Já fui uma pessoa com vergonha de tudo. Na pré-adolescência, naquele período em que você está hiper suscetível à opinião alheia, meu acanhamento era absurdo. Como contraponto radical, assim que a adolescência chegou e os primeiros fios de barba surgiram na cara, fiquei completamente despudorado. Acho que a enxurrada de hormônios descarregada no sangue teve esse efeito colateral. Se precisavam de alguém para fazer graça nas apresentações de trabalhos escolares, podiam contar comigo. Se fosse necessário pagar mico na frente do ginásio da escola lotado, meu nome era pronto.
Hoje, sou aquele típico “tiozão tô nos 30”. Ainda corre algum ímpeto rebelde nessas veias, só que o vigor já não é mais o mesmo. O fascínio maior dessa fase da vida se encontra na observação. Ficar mais de longe, de boa, sacando o constrangimento que as pessoas normalmente se submetem no dia a dia me atiça mais. E haja vergonha alheia ao nosso redor para ser cuidadosamente admirada. Senso de ridículo anda escasso na feira da vida. Nego acha de verdade que aquela situação vexatória que ele está vivendo é digna de reconhecimento social. Enquanto isso, eu estou ali no cantinho, de butuca, com um chope na mão, ávido por saber onde aquele constrangimento todo vai chegar.
Tão falso quanto sorriso de coluna de social são os aplausos que circundam quem vive o ridículo. Não sei se é por que o povo também é sem noção ou é vergonha de dar o toque, mas a idiotização é gigante. A coisa fica mais na cara quando estamos em ambientes com aquelas posturas que forçam algum tipo de intimidade, de descontração, de alegria. Tudo artificial, tudo de plástico, tudo sem vida.

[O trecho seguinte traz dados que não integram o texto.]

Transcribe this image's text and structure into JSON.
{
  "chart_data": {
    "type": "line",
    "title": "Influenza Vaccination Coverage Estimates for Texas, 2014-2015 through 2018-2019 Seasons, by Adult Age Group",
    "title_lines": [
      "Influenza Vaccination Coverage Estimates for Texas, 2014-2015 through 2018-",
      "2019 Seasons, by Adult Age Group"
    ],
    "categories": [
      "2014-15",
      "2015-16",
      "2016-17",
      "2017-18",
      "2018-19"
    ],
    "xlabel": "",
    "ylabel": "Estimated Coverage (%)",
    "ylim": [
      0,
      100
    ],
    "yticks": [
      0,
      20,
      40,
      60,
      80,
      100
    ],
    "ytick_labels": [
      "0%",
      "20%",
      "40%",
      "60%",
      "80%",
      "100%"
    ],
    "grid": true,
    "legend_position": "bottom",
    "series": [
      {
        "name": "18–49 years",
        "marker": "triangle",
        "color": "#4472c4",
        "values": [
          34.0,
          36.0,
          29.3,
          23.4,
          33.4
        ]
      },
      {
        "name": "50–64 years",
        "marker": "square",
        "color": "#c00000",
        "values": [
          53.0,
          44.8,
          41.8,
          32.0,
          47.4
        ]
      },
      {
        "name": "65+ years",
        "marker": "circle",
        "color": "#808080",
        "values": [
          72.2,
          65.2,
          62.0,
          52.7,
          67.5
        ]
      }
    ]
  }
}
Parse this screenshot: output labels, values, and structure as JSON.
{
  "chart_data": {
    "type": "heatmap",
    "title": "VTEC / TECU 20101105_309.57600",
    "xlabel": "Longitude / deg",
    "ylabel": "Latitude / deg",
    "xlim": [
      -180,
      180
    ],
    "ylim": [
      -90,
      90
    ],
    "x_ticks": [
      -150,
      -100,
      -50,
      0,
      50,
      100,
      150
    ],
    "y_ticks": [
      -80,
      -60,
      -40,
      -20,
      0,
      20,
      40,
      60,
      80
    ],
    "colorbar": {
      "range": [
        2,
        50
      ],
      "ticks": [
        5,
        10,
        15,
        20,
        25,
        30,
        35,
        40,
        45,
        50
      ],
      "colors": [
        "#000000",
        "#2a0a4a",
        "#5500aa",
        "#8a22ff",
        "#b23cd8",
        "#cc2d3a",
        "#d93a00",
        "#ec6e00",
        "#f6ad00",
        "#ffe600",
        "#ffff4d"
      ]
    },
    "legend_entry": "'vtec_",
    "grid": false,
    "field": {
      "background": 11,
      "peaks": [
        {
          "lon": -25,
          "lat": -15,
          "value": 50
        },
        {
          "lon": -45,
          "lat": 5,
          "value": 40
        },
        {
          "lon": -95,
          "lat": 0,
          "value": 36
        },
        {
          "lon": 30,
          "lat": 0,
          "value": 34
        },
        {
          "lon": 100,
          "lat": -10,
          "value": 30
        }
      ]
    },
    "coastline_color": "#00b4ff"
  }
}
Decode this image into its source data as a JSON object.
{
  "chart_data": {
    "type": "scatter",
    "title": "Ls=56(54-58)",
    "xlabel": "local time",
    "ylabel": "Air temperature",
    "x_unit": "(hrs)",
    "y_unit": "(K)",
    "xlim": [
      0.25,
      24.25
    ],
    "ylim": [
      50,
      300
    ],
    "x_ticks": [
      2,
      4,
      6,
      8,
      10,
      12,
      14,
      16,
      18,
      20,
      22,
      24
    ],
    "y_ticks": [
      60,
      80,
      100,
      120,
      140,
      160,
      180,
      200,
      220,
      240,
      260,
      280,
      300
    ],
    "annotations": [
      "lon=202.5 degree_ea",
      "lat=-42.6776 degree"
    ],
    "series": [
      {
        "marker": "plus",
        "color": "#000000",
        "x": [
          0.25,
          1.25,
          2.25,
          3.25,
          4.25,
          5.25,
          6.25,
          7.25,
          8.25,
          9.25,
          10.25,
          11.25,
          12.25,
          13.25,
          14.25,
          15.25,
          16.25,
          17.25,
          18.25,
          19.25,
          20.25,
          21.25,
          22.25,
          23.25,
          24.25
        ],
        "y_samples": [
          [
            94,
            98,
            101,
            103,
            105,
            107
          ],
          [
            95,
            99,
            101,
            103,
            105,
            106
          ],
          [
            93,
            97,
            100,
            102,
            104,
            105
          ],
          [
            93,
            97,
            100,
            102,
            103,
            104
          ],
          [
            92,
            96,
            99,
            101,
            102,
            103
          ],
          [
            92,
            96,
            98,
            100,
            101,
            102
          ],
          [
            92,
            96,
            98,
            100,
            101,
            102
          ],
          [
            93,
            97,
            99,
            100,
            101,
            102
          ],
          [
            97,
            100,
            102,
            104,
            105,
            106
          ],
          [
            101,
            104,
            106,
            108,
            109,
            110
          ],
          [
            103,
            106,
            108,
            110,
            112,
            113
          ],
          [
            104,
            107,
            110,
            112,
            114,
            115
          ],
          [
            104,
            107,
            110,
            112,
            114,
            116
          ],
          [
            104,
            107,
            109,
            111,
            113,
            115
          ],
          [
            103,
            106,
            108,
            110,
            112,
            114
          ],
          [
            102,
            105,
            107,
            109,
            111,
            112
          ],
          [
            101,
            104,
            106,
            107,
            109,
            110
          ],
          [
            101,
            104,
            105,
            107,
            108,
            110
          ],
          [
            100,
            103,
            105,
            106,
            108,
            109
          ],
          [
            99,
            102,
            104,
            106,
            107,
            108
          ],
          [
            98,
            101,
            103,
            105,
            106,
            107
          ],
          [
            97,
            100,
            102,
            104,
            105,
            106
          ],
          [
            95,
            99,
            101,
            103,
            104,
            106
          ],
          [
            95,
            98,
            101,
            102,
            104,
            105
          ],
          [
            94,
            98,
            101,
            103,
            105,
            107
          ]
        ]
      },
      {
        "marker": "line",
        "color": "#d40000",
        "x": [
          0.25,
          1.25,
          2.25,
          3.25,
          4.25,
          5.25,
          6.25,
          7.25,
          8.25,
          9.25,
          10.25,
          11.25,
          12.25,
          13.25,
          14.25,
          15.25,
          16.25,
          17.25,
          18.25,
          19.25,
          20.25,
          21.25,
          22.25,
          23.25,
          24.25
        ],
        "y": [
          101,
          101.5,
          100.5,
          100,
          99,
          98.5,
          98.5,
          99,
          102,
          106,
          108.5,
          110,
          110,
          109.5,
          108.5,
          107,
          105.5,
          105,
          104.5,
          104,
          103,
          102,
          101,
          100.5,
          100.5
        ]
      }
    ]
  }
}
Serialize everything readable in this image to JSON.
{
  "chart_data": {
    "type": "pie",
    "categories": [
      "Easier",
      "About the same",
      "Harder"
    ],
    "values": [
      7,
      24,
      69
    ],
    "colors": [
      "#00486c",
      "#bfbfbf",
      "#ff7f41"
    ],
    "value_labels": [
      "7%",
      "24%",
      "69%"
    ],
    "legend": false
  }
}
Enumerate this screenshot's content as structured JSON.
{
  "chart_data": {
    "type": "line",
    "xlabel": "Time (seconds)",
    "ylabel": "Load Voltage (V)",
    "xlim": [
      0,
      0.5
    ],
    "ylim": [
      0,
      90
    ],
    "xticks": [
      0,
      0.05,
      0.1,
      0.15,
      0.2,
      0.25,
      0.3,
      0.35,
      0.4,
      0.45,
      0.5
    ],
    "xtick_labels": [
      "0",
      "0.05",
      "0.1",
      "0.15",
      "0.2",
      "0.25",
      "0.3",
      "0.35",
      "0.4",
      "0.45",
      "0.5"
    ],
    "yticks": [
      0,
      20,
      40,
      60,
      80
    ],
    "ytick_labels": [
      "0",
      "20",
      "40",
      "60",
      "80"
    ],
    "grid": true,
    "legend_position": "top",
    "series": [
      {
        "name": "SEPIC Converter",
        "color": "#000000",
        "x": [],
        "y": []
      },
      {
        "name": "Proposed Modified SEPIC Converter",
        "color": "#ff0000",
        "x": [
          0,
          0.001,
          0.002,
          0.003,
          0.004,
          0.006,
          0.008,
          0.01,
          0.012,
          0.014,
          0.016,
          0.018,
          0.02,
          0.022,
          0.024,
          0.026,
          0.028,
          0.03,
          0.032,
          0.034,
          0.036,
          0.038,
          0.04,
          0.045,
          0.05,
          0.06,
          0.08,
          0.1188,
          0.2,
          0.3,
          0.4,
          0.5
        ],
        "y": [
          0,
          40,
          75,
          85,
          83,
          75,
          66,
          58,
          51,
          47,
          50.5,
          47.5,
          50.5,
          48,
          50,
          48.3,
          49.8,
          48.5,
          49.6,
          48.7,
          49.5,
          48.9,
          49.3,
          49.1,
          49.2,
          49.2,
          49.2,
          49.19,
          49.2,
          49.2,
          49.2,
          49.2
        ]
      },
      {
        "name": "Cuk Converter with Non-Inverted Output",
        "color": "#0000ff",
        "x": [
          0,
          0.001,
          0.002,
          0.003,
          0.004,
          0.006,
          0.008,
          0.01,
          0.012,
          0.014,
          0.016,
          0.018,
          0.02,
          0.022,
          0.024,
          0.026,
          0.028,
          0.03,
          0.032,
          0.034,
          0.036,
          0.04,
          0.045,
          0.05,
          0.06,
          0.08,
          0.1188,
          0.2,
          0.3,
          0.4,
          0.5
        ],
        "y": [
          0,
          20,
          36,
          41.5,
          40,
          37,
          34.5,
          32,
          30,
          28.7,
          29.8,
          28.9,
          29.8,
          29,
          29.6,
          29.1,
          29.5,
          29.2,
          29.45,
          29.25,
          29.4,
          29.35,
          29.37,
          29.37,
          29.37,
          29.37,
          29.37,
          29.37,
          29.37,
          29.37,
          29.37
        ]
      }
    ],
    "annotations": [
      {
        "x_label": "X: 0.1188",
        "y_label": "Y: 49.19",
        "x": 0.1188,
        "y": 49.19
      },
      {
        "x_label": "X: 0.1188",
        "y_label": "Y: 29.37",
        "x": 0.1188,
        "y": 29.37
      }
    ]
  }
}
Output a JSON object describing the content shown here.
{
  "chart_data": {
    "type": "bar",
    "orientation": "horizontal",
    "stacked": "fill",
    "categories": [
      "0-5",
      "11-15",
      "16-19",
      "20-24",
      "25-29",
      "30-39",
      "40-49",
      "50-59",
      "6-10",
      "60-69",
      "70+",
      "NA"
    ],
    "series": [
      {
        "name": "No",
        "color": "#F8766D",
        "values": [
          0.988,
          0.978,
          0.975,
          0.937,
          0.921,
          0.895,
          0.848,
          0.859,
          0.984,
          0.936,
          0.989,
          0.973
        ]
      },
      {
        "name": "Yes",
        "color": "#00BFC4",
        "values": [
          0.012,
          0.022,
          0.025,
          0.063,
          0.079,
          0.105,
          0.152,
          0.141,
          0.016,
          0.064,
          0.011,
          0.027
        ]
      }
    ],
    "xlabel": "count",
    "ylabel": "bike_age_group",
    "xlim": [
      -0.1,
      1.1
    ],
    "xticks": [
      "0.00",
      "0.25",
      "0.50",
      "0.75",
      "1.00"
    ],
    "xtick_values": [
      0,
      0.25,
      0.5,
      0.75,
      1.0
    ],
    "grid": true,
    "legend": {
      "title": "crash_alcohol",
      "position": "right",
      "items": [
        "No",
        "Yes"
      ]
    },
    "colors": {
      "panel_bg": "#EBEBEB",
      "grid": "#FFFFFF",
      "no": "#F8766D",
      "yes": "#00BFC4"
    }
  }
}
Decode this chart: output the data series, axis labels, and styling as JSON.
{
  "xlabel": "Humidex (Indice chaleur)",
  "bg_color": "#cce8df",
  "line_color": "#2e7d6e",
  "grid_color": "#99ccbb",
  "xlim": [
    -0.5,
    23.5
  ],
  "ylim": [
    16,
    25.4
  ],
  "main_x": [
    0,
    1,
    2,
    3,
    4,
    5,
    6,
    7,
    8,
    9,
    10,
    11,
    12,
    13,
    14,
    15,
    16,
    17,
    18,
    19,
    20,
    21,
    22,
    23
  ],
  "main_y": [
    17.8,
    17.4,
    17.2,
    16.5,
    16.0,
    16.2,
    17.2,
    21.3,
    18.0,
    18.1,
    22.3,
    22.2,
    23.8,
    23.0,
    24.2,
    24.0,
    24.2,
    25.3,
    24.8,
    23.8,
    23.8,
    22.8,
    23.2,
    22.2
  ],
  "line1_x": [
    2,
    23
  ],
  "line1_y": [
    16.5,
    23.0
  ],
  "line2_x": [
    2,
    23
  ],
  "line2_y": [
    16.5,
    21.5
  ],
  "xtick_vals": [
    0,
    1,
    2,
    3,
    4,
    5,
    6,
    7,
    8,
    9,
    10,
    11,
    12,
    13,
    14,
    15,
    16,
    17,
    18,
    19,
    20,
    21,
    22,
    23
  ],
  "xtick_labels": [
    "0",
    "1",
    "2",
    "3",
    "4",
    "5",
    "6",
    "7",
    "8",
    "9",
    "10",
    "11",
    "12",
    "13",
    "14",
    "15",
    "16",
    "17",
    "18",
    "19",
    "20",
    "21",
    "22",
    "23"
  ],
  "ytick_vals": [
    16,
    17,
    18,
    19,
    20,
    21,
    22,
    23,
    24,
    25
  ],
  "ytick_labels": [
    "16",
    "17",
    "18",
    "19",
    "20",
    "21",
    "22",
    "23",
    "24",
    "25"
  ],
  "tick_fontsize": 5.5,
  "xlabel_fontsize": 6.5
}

Aí, quando alguém sai um pouquinho do tom, já ganha destaque. As pessoas estão acostumadas com o previsível, com o constrangimento programado. Basta Sílvio Santos falar “porra” em seu programa dominical, ou o atacante botafoguense Herrera se negar a participar da brincadeirinha bobinha de pedir música no Fantástico por ter feito três gols que o rebuliço é geral. Pisar minimamente fora do previsível é o suficiente para gerar desconforto.
As coisas estão tão invertidas que uma atitude corajosa e cidadã como a da Xuxa é completamente distorcida pelo sofrível entendimento do populacho. Nego acha que a apresentadora fez isso para se promover. Velho, na boa, nessa altura do campeonato a Xuxa não precisa de promoção. Quantas pessoas têm o currículo midiático tão farto em sucessos quanto ela no Brasil? Não dá mais de uma dezena. Logo, é só gente que o pai paga a internet sem fio e se acha celebridade de rede social para supor tal bobagem descabida. E marco mais um constrangimento alheio em meu caderninho mental de anotações.
Não ache que torço para que o espírito santo do bom senso desça à Terra e toque o coração de cada um dos sem noção. Não. Isso impediria minha diversão cotidiana. Deixa a galera falar a bobagem que quiser, deixa o povo com a tosquice que for. Eles cumprem uma função social importante. Além disso, não posso abdicar de minha terapia gratuita.